Syrian government airstrike 'targets school' killing at least eight children

UK-based Syrian Observatory for Human Rights says death toll is expected to rise as raids hit northern city of al-Raqqa

An airstrike has hit a school in northern Syria, killing at least 12 people most of whom were children, an opposition group has said.

The UK-based Syrian Observatory for Human Rights, which uses sources inside the country to report on atrocities committed by the Assad regime, said the death toll was likely to rise with several people still seriously injured.

The air raid took place in the major city of al-Raqqa on the north bank of the Euphrates River. It is the only provincial capital under full rebel control in the whole of Syria.

While President Bashar al-Assad’s government has relied heavily on its aerial power to maintain a strong position in Syria’s civil war, the Observatory said the regime has pledged in the past not to target schools and universities.

The attack this morning appeared to hit an open area at the front of the school.

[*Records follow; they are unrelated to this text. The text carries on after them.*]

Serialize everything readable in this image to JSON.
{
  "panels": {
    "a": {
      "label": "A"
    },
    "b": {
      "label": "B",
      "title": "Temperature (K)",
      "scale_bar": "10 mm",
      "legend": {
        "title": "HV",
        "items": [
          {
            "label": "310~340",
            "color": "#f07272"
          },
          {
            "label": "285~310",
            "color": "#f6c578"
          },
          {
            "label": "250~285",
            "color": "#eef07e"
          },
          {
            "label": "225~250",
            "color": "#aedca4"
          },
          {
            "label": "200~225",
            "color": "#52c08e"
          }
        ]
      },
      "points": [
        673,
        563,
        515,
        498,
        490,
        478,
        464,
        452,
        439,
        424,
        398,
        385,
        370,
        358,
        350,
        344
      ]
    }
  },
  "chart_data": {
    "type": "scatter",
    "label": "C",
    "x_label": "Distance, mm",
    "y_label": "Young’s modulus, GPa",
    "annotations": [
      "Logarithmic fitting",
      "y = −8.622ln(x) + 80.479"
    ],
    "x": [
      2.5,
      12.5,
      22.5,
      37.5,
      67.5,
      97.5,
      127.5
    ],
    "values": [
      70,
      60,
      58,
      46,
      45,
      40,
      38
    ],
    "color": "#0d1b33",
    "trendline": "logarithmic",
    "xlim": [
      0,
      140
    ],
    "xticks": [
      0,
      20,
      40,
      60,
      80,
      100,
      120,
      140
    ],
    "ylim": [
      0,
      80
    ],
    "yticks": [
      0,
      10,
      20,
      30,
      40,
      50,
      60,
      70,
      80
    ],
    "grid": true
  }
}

With Sunday being the first day of the working week for most schools in Syria, dozens were caught up in the blast.

Observatory director Rami Abdul-Rahman said at least eight of the dead were students at the al-Tijariya high school.

In a statement he said: “The SOHR strongly condemns this massacre committed on Syria's promising future generation and demands, once again, to take the daily atrocities and war crimes committed in Syria to the International Criminal Court in order that those committing and participating in the crimes be prosecuted and punished.”

Amateur videos posted online showed at least nine bodies, some of them missing limbs, lying on pockmarked pavement strewn with rubble. At least four of the bodies appeared to be of young people.

Another video shows pools of blood on the ground and a concrete wall destroyed in the bombing.

The Associated Press reported that the videos appeared genuine, though they could not be fully independently verified, and said the images corresponded to other reports coming through of the events shown.